Murad reflected on the strange fate that brought him to this table. It was seven years since Salma refused to marry him and he left America heart-broken, and humiliated. Counting on Sheikh Nabulsi’s support and guidance in Egypt, he’d abandoned his studies in California not knowing his mentor had split from the Muslim Brotherhood to form the more radical Taj al Islam. Murad would likely not have joined the extremist group if he’d had a real choice, but it was impossible to get a job without highly placed “influence” of which from a village south of Minya, he had none. The sheikh would only secure him a part-time job teaching electronic equipment repair at a vocational institute there.
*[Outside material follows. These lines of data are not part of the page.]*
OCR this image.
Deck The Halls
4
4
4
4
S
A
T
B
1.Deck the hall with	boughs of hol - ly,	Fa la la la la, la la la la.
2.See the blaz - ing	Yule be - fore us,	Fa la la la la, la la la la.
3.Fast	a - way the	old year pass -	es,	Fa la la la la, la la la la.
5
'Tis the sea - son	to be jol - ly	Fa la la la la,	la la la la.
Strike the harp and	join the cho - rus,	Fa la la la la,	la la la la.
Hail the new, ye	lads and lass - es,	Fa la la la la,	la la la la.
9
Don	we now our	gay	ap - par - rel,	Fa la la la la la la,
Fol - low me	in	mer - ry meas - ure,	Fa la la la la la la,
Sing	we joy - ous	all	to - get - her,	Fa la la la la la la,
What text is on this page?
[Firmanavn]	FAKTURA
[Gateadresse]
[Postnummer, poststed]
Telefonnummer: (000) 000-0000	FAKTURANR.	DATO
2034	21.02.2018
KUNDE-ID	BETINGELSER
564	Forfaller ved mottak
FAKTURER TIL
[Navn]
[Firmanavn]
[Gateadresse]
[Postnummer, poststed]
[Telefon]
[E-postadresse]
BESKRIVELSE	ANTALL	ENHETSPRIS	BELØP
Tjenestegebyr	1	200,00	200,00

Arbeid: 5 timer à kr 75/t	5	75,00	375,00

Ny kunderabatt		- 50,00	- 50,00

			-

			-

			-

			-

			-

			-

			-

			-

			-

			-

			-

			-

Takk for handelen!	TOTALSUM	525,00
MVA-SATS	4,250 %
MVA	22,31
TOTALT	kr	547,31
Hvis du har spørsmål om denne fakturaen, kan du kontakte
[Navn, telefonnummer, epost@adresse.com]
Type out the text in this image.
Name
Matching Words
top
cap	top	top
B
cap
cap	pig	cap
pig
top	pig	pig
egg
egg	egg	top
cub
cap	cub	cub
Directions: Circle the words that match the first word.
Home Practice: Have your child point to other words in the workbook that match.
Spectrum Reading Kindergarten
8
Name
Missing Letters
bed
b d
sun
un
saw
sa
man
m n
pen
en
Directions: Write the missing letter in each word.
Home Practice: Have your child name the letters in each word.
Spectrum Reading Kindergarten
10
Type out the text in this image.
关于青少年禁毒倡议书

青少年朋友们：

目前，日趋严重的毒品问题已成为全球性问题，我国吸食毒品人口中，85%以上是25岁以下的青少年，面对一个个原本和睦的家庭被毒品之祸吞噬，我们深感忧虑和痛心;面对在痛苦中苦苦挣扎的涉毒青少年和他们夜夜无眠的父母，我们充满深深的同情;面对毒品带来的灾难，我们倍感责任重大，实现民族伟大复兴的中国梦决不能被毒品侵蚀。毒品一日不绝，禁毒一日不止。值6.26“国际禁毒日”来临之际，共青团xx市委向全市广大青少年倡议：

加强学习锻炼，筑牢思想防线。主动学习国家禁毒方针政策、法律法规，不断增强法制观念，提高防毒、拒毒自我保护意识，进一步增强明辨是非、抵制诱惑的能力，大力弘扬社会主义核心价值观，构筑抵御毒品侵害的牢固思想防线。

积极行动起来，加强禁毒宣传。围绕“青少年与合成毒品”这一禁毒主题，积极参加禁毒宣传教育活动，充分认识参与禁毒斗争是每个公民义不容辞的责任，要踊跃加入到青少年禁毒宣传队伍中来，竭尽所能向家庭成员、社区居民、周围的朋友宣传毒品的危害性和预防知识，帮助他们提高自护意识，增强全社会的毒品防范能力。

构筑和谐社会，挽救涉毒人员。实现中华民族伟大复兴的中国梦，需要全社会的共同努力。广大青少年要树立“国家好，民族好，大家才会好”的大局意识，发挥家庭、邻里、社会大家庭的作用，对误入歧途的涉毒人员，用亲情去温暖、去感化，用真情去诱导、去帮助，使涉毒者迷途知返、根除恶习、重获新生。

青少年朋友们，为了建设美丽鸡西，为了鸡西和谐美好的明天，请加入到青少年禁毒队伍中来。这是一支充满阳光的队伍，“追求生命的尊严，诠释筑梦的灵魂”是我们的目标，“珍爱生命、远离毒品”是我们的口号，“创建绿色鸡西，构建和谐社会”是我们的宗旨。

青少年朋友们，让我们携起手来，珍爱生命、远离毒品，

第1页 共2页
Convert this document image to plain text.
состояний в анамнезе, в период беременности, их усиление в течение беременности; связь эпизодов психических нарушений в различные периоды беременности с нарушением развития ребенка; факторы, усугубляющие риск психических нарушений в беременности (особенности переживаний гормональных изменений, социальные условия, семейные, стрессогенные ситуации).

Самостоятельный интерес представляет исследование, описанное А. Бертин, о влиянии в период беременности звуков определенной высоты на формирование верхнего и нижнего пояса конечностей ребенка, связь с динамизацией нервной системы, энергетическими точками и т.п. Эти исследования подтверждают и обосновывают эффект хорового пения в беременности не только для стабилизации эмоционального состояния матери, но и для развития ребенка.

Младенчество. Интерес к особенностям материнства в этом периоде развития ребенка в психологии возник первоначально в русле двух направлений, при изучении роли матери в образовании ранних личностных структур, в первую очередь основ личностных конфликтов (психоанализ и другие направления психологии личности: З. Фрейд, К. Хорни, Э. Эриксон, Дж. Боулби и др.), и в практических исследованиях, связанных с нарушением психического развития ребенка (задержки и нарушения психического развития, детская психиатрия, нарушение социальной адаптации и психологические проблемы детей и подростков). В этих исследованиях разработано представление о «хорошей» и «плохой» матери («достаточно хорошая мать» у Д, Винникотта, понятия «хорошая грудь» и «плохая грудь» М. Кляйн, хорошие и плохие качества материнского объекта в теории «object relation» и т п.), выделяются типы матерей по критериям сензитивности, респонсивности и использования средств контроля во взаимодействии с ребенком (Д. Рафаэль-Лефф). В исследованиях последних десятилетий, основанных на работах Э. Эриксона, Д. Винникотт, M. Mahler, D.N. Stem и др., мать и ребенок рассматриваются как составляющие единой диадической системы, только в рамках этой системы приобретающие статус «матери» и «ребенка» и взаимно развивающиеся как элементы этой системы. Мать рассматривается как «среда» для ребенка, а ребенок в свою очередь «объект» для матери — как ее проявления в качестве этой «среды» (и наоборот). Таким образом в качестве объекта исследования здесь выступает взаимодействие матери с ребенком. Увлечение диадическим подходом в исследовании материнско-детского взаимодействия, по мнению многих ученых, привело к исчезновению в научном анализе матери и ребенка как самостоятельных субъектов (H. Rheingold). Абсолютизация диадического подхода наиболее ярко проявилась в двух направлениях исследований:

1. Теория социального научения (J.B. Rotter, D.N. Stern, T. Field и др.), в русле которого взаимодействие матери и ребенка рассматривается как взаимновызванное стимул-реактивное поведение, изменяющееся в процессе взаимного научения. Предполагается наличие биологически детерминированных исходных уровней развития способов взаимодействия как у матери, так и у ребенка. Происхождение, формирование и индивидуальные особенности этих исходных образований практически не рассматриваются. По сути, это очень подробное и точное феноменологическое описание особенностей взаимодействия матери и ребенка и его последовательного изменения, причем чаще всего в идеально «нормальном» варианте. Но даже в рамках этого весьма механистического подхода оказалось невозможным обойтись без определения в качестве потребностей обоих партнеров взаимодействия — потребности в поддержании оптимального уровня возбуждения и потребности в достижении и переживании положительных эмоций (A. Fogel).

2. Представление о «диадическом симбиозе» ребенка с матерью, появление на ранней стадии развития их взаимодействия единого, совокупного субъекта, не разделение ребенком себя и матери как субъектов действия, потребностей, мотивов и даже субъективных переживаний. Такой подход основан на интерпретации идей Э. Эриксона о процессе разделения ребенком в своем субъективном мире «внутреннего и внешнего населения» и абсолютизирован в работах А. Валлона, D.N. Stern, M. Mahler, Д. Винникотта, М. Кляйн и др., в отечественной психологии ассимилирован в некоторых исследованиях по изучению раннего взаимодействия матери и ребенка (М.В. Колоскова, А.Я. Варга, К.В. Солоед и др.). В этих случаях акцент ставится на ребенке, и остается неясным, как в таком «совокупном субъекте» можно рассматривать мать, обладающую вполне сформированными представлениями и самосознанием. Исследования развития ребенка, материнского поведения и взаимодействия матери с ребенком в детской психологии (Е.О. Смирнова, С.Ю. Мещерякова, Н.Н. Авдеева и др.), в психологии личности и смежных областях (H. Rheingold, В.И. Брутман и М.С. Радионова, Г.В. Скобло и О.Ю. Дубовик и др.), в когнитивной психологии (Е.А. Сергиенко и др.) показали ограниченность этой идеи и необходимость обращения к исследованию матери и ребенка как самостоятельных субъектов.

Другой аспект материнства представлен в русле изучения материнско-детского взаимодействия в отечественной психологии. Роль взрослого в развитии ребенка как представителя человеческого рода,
In exchange, he put him in charge of a local Taj cell in the agricultural area surrounding it.
. . .
He drummed his thumb against his thigh, used his shirt-cuff to wipe the laptop’s screen, then, as though it would somehow summon the sheikh, turned to look at the door behind him. If the meeting didn’t start in the next few minutes, he’d miss the two o’clock train, the day’s last one to Minya, from where he had to take a ferry to his grandparents’ village of Sidi Osman.
. .. .
The sound of Nabulsi’s cane tapping on the hallway’s wood floor preceded him. Murad jumped to his feet, raised his right hand to his heart, and bowed his head to acknowledge his mentor. In his early seventies, the sheikh was tall for an Egyptian. A white, turban-like cloth coiled around his red clerical skullcap made him look taller than his six feet; the wire-framed glasses hanging over his beige cleric coat added to his gravitas. And finally, the Council convened, Murad recording the minutes with thick but nimble fingers on the keyboard. Admiral Ahmed Tarazi, stocky, and square-chinned, summed up the naval support for a Taj operation when he clicked to the last frame of his PowerPoint presentation. “It’s time, brothers,” he concluded, resuming his seat.
. . .
The Taj’s plan to overthrow Sisi’s regime relied on the same well-tested elements used by previous coups: massive, widespread civil disruption and simultaneous explosions in cities, followed by the breaking out of political prisoners. As in similar actions, networks of university, college and vocational school students would disburse to the streets. Since the Brotherhood had been secretly taking over the country’s professional associations or syndicates, its members would strike. Those in other syndicates Sisi hadn’t purged would also strike. Its members would close hospitals, judicial courts, schools, and colleges. Paralyze the state. Incapacitate the government. In other words, unleash a civil war and then in the wake of predictable upheaval, a small group of Army officers allied with the Taj would establish an interim government headed by Nabulsi. Sisi did it, so would the sheikh.